ABSTRACT
BACKGROUND Risk prediction scores and classification models are fundamental tools to effectively triage incoming COVID-19 patients. However, current triaging methods often have poor predictive performance, are based on variables that are expensive to measure, and lead to decisions that are sometimes hard to interpret.
OBJECTIVE We introduce two new classification methods that are able to predict COVID-19 mortality risk from the automatic analysis of routine clinical variables with high accuracy and interpretability. The classifiers, denominated SVM22-GASS and Clinical-GASS, leverage machine learning methods and clinical expertise, respectively.

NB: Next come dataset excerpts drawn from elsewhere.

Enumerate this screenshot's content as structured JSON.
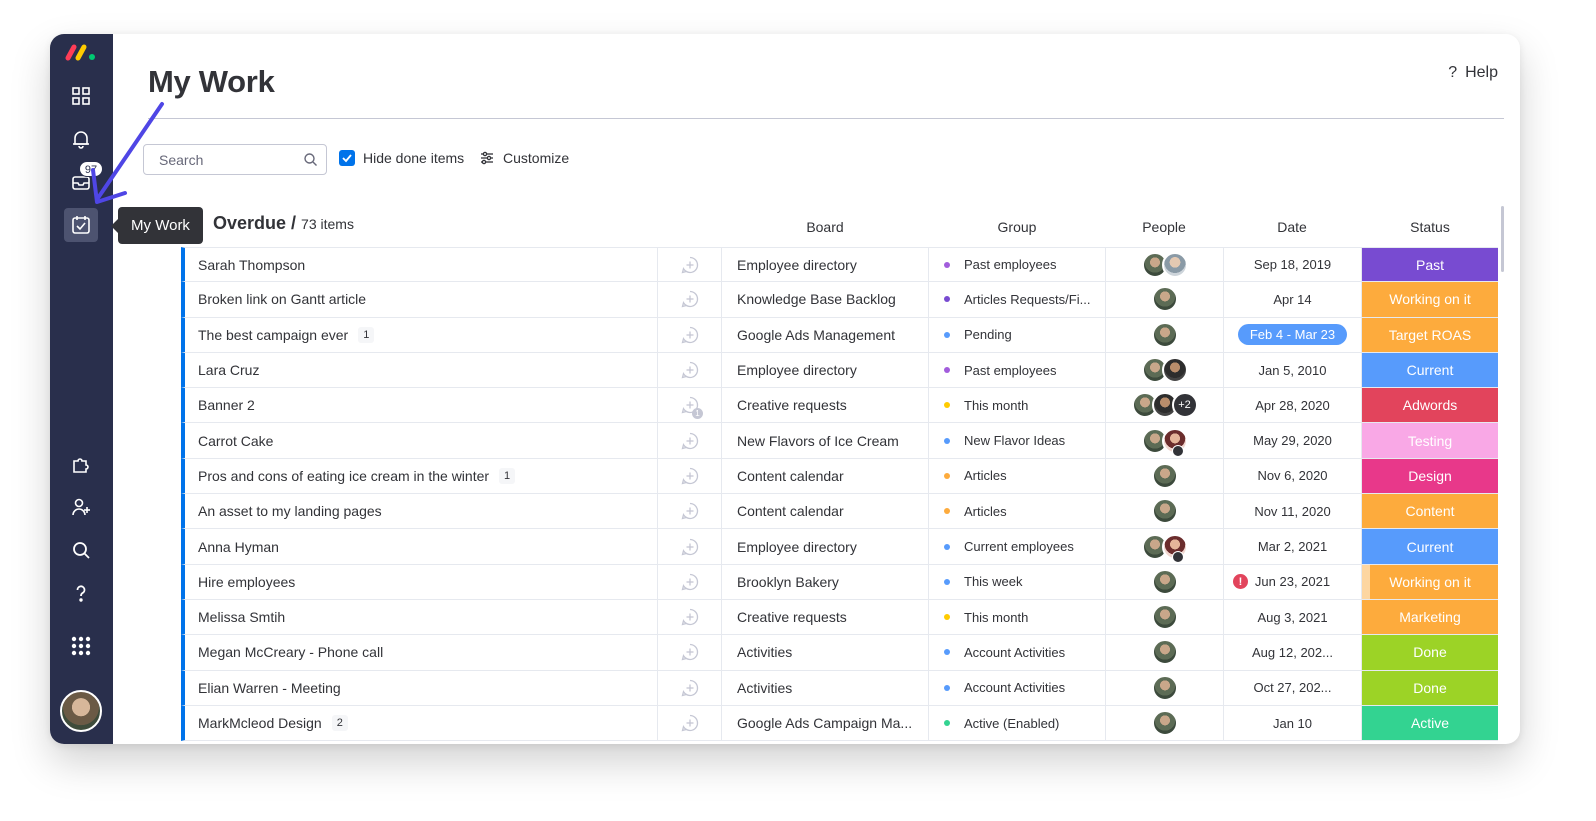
{
  "app": {
    "page_title": "My Work",
    "help_label": "Help",
    "help_icon_glyph": "?",
    "inbox_badge": "97",
    "tooltip": "My Work",
    "brand_colors": [
      "#ff3d57",
      "#ffcb00",
      "#00ca72"
    ]
  },
  "toolbar": {
    "search_placeholder": "Search",
    "hide_done_label": "Hide done items",
    "hide_done_checked": true,
    "customize_label": "Customize"
  },
  "group": {
    "title": "Overdue /",
    "count": "73 items"
  },
  "columns": {
    "board": "Board",
    "group": "Group",
    "people": "People",
    "date": "Date",
    "status": "Status"
  },
  "rows": [
    {
      "name": "Sarah Thompson",
      "sub": "",
      "board": "Employee directory",
      "group": "Past employees",
      "group_color": "#a25ddc",
      "people": [
        "woman",
        "man"
      ],
      "date": "Sep 18, 2019",
      "status": "Past",
      "status_color": "#784bd1",
      "date_style": "text"
    },
    {
      "name": "Broken link on Gantt article",
      "sub": "",
      "board": "Knowledge Base Backlog",
      "group": "Articles Requests/Fi...",
      "group_color": "#784bd1",
      "people": [
        "woman"
      ],
      "date": "Apr 14",
      "status": "Working on it",
      "status_color": "#fdab3d",
      "date_style": "text"
    },
    {
      "name": "The best campaign ever",
      "sub": "1",
      "board": "Google Ads Management",
      "group": "Pending",
      "group_color": "#579bfc",
      "people": [
        "woman"
      ],
      "date": "Feb 4 - Mar 23",
      "status": "Target ROAS",
      "status_color": "#fdab3d",
      "date_style": "range"
    },
    {
      "name": "Lara Cruz",
      "sub": "",
      "board": "Employee directory",
      "group": "Past employees",
      "group_color": "#a25ddc",
      "people": [
        "woman",
        "dark"
      ],
      "date": "Jan 5, 2010",
      "status": "Current",
      "status_color": "#579bfc",
      "date_style": "text"
    },
    {
      "name": "Banner 2",
      "sub": "",
      "board": "Creative requests",
      "group": "This month",
      "group_color": "#ffcb00",
      "people": [
        "woman",
        "dark",
        "plus"
      ],
      "plus_label": "+2",
      "date": "Apr 28, 2020",
      "status": "Adwords",
      "status_color": "#e2445c",
      "date_style": "text",
      "update_count": "1"
    },
    {
      "name": "Carrot Cake",
      "sub": "",
      "board": "New Flavors of Ice Cream",
      "group": "New Flavor Ideas",
      "group_color": "#579bfc",
      "people": [
        "woman",
        "pink"
      ],
      "date": "May 29, 2020",
      "status": "Testing",
      "status_color": "#f9a8e6",
      "date_style": "text"
    },
    {
      "name": "Pros and cons of eating ice cream in the winter",
      "sub": "1",
      "board": "Content calendar",
      "group": "Articles",
      "group_color": "#fdab3d",
      "people": [
        "woman"
      ],
      "date": "Nov 6, 2020",
      "status": "Design",
      "status_color": "#e8388a",
      "date_style": "text"
    },
    {
      "name": "An asset to my landing pages",
      "sub": "",
      "board": "Content calendar",
      "group": "Articles",
      "group_color": "#fdab3d",
      "people": [
        "woman"
      ],
      "date": "Nov 11, 2020",
      "status": "Content",
      "status_color": "#fdab3d",
      "date_style": "text"
    },
    {
      "name": "Anna Hyman",
      "sub": "",
      "board": "Employee directory",
      "group": "Current employees",
      "group_color": "#579bfc",
      "people": [
        "woman",
        "pink"
      ],
      "date": "Mar 2, 2021",
      "status": "Current",
      "status_color": "#579bfc",
      "date_style": "text"
    },
    {
      "name": "Hire employees",
      "sub": "",
      "board": "Brooklyn Bakery",
      "group": "This week",
      "group_color": "#579bfc",
      "people": [
        "woman"
      ],
      "date": "Jun 23, 2021",
      "status": "Working on it",
      "status_color": "#fdab3d",
      "date_style": "warn",
      "warn_glyph": "!"
    },
    {
      "name": "Melissa Smtih",
      "sub": "",
      "board": "Creative requests",
      "group": "This month",
      "group_color": "#ffcb00",
      "people": [
        "woman"
      ],
      "date": "Aug 3, 2021",
      "status": "Marketing",
      "status_color": "#fdab3d",
      "date_style": "text"
    },
    {
      "name": "Megan McCreary - Phone call",
      "sub": "",
      "board": "Activities",
      "group": "Account Activities",
      "group_color": "#579bfc",
      "people": [
        "woman"
      ],
      "date": "Aug 12, 202...",
      "status": "Done",
      "status_color": "#9cd326",
      "date_style": "text"
    },
    {
      "name": "Elian Warren - Meeting",
      "sub": "",
      "board": "Activities",
      "group": "Account Activities",
      "group_color": "#579bfc",
      "people": [
        "woman"
      ],
      "date": "Oct 27, 202...",
      "status": "Done",
      "status_color": "#9cd326",
      "date_style": "text"
    },
    {
      "name": "MarkMcleod Design",
      "sub": "2",
      "board": "Google Ads Campaign Ma...",
      "group": "Active (Enabled)",
      "group_color": "#33d391",
      "people": [
        "woman"
      ],
      "date": "Jan 10",
      "status": "Active",
      "status_color": "#33d391",
      "date_style": "text"
    }
  ]
}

METHODS Both classifiers were developed using a derivation cohort of 499 patients and were validated with an independent validation cohort of 250 patients. The cohorts included COVID-19 positive patients admitted to two hospitals in the Italian Province of Ferrara between March 2020 and June 2020 (derivation cohort) and between September 2020 and March 2021 (validation cohort). The potential predictive variables analyzed in this study included demographic, anamnestic, and laboratory data, retrieved with the patients’ consents from their electronic health records.

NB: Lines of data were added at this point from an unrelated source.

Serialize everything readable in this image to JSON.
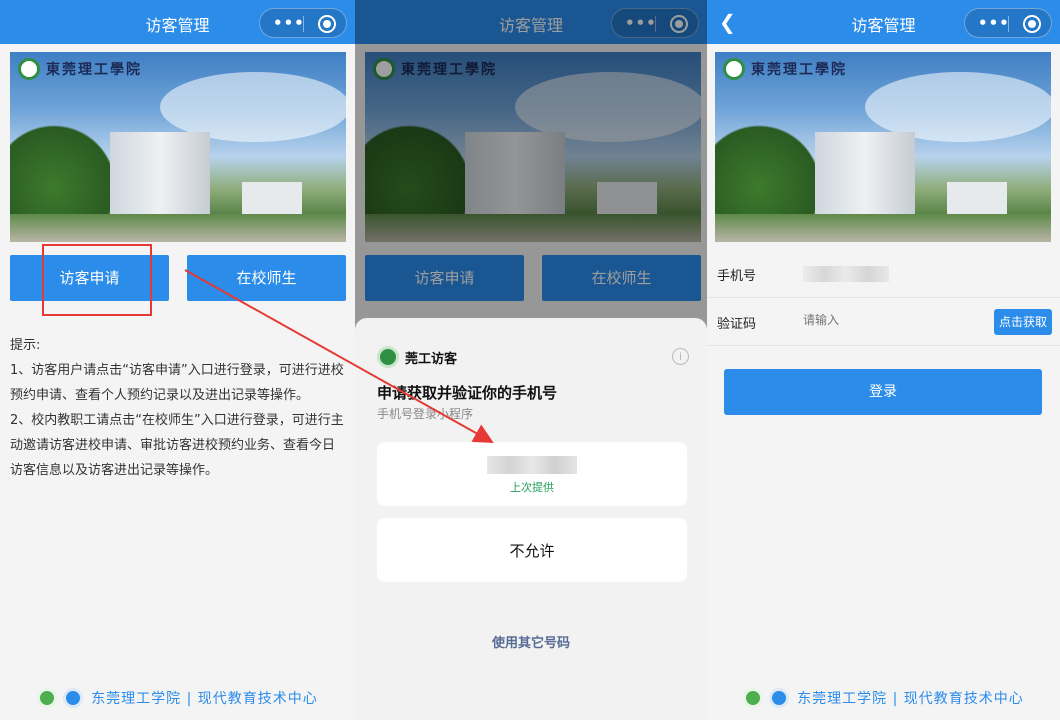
{
  "screen1": {
    "nav_title": "访客管理",
    "banner_logo_text": "東莞理工學院",
    "buttons": {
      "visitor_apply": "访客申请",
      "staff": "在校师生"
    },
    "tips_title": "提示:",
    "tip1": "1、访客用户请点击“访客申请”入口进行登录，可进行进校预约申请、查看个人预约记录以及进出记录等操作。",
    "tip2": "2、校内教职工请点击“在校师生”入口进行登录，可进行主动邀请访客进校申请、审批访客进校预约业务、查看今日访客信息以及访客进出记录等操作。",
    "footer": "东莞理工学院 | 现代教育技术中心"
  },
  "screen2": {
    "nav_title": "访客管理",
    "banner_logo_text": "東莞理工學院",
    "buttons": {
      "visitor_apply": "访客申请",
      "staff": "在校师生"
    },
    "app_name": "莞工访客",
    "request_title": "申请获取并验证你的手机号",
    "request_subtitle": "手机号登录小程序",
    "last_used": "上次提供",
    "deny": "不允许",
    "use_other": "使用其它号码"
  },
  "screen3": {
    "nav_title": "访客管理",
    "banner_logo_text": "東莞理工學院",
    "phone_label": "手机号",
    "code_label": "验证码",
    "code_placeholder": "请输入",
    "get_code": "点击获取",
    "login": "登录",
    "footer": "东莞理工学院 | 现代教育技术中心"
  },
  "colors": {
    "primary": "#2b8cea",
    "annotation": "#e53935",
    "green": "#23a05a"
  },
  "icons": [
    "more-dots-icon",
    "close-target-icon",
    "back-arrow-icon",
    "info-icon",
    "school-logo-icon"
  ]
}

The SVM22-GASS classifier is based on a Support Vector Machine model (SVM) with Radial Basis Function kernel (RBF). Importantly, the model uses only a subset of predictive variables that were automatically selected with the Least Absolute Shrinkage and Selection Operator (LASSO), while the RBF kernel is approximated with random feature expansions to reduce the computational requirements. The Clinical-GASS classifier is a threshold-based classifier that leverages the General Assessment of SARS-CoV-2 Severity (GASS) score: a highly interpretable COVID-19-specific clinical score that has been recently shown to be more effective at predicting the COVID-19 mortality risk than standard clinical scores.
RESULTS The SVM22-GASS model was able to predict the mortality risk of the validation cohort with an Area Under the Receiver Operating Characteristic Curve (AUC) of 0.87 and an accuracy of 0.88 — performing on par with influential classification methods that exploit variables derived from expensive analyses such as medical imaging. Furthermore, variable importance analyses showed that the model relies primarily on eight variables for its predictions: White Blood Cell Count, Lymphocyte Count, Brain Natriuretic Peptide, Creatine Phosphokinase, Lactate Dehydrogenase, Fibrinogen, PaO2/FiO2 Ratio, and High-Sensitivity Troponin I.
Similarly, the Clinical-GASS classifier predicted the mortality risk of the validation cohort with an AUC of 0.77 and an accuracy of 0.78 — on par with other established and emerging machine-learning-based methods.
CONCLUSIONS Our results demonstrate that it is possible to accurately predict the COVID-19 mortality risk using only routine clinical variables that can be readily collected in the very early stages of hospital admission. The classifiers have the potential to assist the clinicians in quickly identifying the patients’ mortality risk to optimally allocate both human and financial resources.
Competing Interest Statement
The authors have declared no competing interest.
Funding Statement
This study did not receive any funding
Author Declarations
I confirm all relevant ethical guidelines have been followed, and any necessary IRB and/or ethics committee approvals have been obtained.
Yes
The details of the IRB/oversight body that provided approval or exemption for the research described are given below:
The local Ethics Committee Comitato Etico Indipendente di Area Vasta Emilia Centro (CE-AVEC) approved the protocol of this study; the protocol code is 712/2020/Oss/AOUFe.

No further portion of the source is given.